Muchas gracias por la información. Yo no sabía de esas dos l's diferentes. Nota, esos alófonos de la "l" no existen en español. 
Saludos


----------



## phosphore

You're welcome.

Back to topic, my mother tongue is Serbian and I have no difficulty in pronouncing words like _esperanza_ or _alzar_. Maybe you should practise more, Salazaar.


----------



## Salazaar

Now I know where my problem lays. It's the thing that in polish I swallow this "n" just like I do in spanish.

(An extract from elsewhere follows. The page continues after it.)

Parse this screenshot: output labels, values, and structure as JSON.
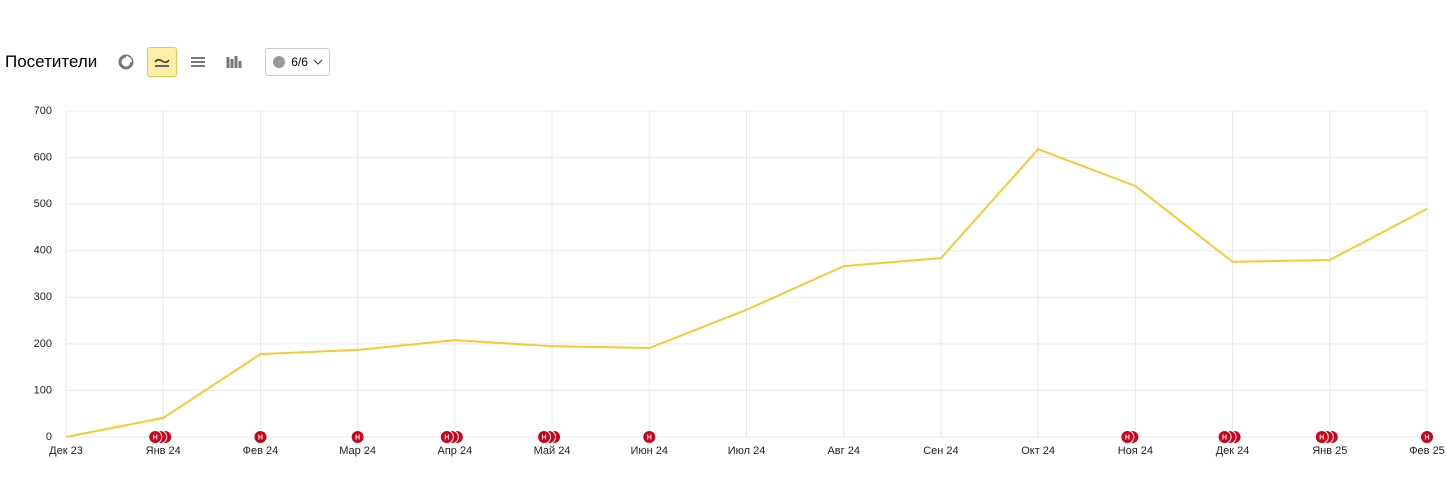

For example:
- ¿Sabes el inglés? - the n is really "light" (I don't know the professional name)
So the problem makes even bigger if after that "n" there is a sound that doesn't exist in polish...I guess I shall practice more..


----------



## phosphore

In "inglés" it is the velar /ŋ/ or uvular nasal /N/ that occurs, but in Serbian, as well as in Spanish, it is just an allophone of the "regular n", the alveolar nasal /n/, occuring before the velar consonants.


----------



## Salazaar

I produce /ŋ/ sound in "inglés". So maybe it's ok But I also produce this sound in "esperanza"  While, I think, in spanish its /n/. Am I wrong?


----------



## phosphore

I think it is all right to say /espe'raŋθa/ or even just /espe'rãθa/. 

http://en.wikipedia.org/wiki/Spanish_phonology#Phonetic_notes


----------



## Salazaar

That would be great, because saying /n/ in esperanza (while pronuncing "c" in spanish spain way) is very difficult to me But I'll try to ask in sólo español forum, as it was suggested


----------